Любимая опять вмешивается в слова своего друга. Проклятие, как сестра её собственного проклятия, внушило ей доверие. Но мне кажется, что она как бы ещё уменьшилась перед нами. Только что она возвышалась над всем; теперь она слушает, она ждёт, она понимает.
«И мы также, не правда ли?» — сказала она в какой-то момент.
Это волнует, такой вид двойственного произведения жизни и искусства. Искусство лирическое, жизнь драматическая. Они одновременно творцы, актёры, жертвы. Больше не известно, чем же они являются. Имеется лишь великая истина, которая одинакова для слов и для судьбы. Где начинается драма, которую они играют, и где тот, кто с ними играет?
*
«Безмерная набожность терзает их надеждой: «Я верю в Бога, я больше не верю в себя!» Но вкрадывается неутомимое любопытство. Каким будет рай, как больше не будем страдать?…

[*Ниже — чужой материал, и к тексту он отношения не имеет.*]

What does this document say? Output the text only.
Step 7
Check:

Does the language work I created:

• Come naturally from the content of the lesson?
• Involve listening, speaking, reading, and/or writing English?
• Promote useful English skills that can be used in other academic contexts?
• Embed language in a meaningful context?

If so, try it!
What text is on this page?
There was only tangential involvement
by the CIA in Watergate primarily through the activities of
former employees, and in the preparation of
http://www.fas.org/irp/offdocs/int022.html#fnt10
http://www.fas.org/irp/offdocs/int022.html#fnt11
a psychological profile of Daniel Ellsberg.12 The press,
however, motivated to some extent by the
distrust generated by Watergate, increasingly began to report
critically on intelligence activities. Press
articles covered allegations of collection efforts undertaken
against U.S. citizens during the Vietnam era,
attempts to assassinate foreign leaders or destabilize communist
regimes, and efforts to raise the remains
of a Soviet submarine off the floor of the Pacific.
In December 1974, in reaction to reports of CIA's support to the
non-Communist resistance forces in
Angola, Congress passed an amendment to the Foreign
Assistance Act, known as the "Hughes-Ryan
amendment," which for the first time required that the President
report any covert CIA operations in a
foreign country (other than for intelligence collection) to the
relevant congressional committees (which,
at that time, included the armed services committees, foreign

«Рай, — говорит он, — мы его мельком увидели на земле. Надежды, волнения, прекрасные излияния и внутренние вознаграждения гордости — всё это было немного раем. Это было как краткие моменты Бога… Но это было быстро скрыто нашим бесчестьем, нашей человеческой гнусностью. Теперь наш скорбный путь скоро окончится, и это будет Бог без конца.» Женщина продолжает: «Чем же стану я?»